In pursuit of her vision, Maame proceeded to Saint Joseph’s University, Philadelphia for a Masters in Healthcare Administration. Afterwards, Maame got a new job at Temple University Hospital contracting between insurance companies and hospitals.
In 2012, Maame would take a huge step and never look back. After months of feeling a disconnect and void, Maame resigned from her job, shipped her car and decided to move back to Ghana. In September 2012, she went to Ghana for the anniversary of her grandmother’s death. When she left two weeks later, she knew her time in the States was up. She felt it so strongly. Coming back to the States was so difficult. Even on her previous trip to Ghana, in March of that same year 2012, when she came back to the airport where she had parked her car, she found her entire car encased in ice. She remembers breaking the ice, with tears coming down har face, thinking, what the hell was she doing here?’
This disconnect also found Maame in her workplace. She felt cramped, with no room to grow and it dawned on her that this wasn’t the life she wanted to live. Maame was done with America.

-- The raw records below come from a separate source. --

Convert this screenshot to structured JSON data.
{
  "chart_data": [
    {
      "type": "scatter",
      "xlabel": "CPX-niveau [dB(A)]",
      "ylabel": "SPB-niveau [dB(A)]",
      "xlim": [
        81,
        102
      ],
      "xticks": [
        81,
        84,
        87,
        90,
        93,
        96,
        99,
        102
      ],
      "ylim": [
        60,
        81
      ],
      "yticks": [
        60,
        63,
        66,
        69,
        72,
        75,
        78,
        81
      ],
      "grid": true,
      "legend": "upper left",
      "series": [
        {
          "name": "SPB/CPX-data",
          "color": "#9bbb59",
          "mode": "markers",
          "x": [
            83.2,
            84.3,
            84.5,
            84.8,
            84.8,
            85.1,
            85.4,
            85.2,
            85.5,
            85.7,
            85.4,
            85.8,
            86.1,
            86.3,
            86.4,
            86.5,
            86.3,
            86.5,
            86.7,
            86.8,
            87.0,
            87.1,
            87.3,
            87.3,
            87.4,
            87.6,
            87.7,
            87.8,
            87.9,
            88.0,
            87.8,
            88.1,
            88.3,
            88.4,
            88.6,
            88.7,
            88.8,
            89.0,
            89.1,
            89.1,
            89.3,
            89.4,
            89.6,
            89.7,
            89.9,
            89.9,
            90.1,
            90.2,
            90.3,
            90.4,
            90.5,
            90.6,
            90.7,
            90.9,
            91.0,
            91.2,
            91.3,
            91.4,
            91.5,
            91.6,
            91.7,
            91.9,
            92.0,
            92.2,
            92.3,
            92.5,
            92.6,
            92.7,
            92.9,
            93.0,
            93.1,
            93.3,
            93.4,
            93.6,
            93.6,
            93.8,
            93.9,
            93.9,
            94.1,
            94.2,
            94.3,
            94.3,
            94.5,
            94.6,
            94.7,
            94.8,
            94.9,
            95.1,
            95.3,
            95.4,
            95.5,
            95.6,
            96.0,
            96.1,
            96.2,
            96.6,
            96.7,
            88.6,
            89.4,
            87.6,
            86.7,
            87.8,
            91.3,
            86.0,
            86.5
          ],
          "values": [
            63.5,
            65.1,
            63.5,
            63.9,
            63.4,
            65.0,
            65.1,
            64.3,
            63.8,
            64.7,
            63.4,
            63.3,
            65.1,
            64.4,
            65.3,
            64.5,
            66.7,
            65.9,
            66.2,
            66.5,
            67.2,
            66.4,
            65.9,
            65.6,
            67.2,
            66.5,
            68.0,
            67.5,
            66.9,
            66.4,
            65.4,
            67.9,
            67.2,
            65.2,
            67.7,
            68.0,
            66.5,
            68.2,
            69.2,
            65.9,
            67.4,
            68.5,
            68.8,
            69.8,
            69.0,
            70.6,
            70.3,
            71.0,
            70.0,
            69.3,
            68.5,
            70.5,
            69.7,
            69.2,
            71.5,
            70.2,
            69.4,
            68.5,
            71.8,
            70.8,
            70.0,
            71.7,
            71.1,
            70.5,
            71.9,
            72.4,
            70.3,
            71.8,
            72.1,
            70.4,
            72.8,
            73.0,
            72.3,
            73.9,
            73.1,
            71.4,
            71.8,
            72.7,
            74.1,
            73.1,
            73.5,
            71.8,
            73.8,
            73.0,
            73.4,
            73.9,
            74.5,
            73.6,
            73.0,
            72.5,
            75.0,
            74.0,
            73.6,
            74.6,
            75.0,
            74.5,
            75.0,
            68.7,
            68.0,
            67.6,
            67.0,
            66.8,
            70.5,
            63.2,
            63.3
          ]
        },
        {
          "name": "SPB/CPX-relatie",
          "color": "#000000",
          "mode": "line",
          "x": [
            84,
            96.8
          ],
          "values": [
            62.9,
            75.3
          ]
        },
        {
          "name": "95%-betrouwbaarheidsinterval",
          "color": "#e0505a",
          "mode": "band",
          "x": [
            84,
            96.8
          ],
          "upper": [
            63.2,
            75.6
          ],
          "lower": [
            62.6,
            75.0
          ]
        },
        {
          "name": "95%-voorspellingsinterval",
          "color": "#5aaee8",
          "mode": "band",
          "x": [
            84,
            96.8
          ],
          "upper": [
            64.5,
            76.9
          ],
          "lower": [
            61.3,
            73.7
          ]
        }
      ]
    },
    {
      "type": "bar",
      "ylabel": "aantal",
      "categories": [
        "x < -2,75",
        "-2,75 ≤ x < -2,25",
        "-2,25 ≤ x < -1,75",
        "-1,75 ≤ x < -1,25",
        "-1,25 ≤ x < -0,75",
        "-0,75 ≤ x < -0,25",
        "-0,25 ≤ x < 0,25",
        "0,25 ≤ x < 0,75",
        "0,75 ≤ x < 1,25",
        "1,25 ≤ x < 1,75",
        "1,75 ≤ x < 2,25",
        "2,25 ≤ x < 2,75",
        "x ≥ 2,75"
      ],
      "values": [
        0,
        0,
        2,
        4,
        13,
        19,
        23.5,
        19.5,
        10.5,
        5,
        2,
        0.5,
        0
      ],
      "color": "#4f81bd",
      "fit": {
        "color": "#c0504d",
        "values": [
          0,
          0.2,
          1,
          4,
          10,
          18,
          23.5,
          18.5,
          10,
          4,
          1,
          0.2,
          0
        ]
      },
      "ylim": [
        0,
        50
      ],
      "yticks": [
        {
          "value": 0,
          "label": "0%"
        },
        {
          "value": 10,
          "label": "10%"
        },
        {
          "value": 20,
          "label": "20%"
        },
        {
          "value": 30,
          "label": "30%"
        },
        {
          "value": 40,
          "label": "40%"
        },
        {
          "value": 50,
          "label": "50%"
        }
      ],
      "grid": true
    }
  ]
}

In December 2012, Maame moved back to Accra to find peace, support and comfort in family. Living with her mom, brother and other family members, Maame truly felt at home and then things started to go south when her family started putting pressure on her to get married and have kids. At one point, the discussions became so stressful that she strictly forbade her mum and family to bring up the marriage issue. The biggest shock she got when she moved back was being treated like an “other” in her own country.
Maame started applying for jobs in the Ghanaian healthcare sector but there was no breakthrough for her until one day, she got a call that would change her life forever.
Nicole Amarteifio, an acquaintance from her high school years at GIS had been working on launching a new television series that was being pitched as the Ghanaian Sex and the City and she reached out to Maame to play one of the female leads. Maame was cast as Zainab, one of the five single, successful ‘repats’ looking for love (and sex) in the Ghanaian capital. Acting was something Maame never saw herself in, but she has bloomed in the path.
‘I’m so lucky to be doing what I love. Acting was never in my creative plans but it has become a deep love and such an amazing outlet and medium for me. Producing is such a hectic and tedious job but there’s nothing that I love more than seeing a project go from an idea to reality.’
Life has gone from heights to heights ever since for Maame. The show has been a huge success and a source of inspiration for a lot of young African women but Maame’s role as a tool change doesn’t stop there, she’s also changing how people see Ghana and working hard at showing the richness and beauty of the Ghanaian culture.
Maame launched Girl Going Places, a new travel show devoted to focusing on all the hidden gems, landmarks, culture and traditions within the continent. Her new goal is to help to change the narrative of a dark continent.
The YouTube travel series produced by and starring the actress herself, provides a platform for some of the most interesting destinations in Ghana as a whole. Girl Going Places will focus on internal tourism, encouraging Africans to travel within their own countries and continent.
Reflecting on Maame’s journey, I realize that, sometimes we need to take difficult decisions to bring us to desirable places. When we find ourselves in a place we do not want to be, we have to make that choice, to change things no matter how hard that choice may be and trust in the process. In the end, everything will fall into place.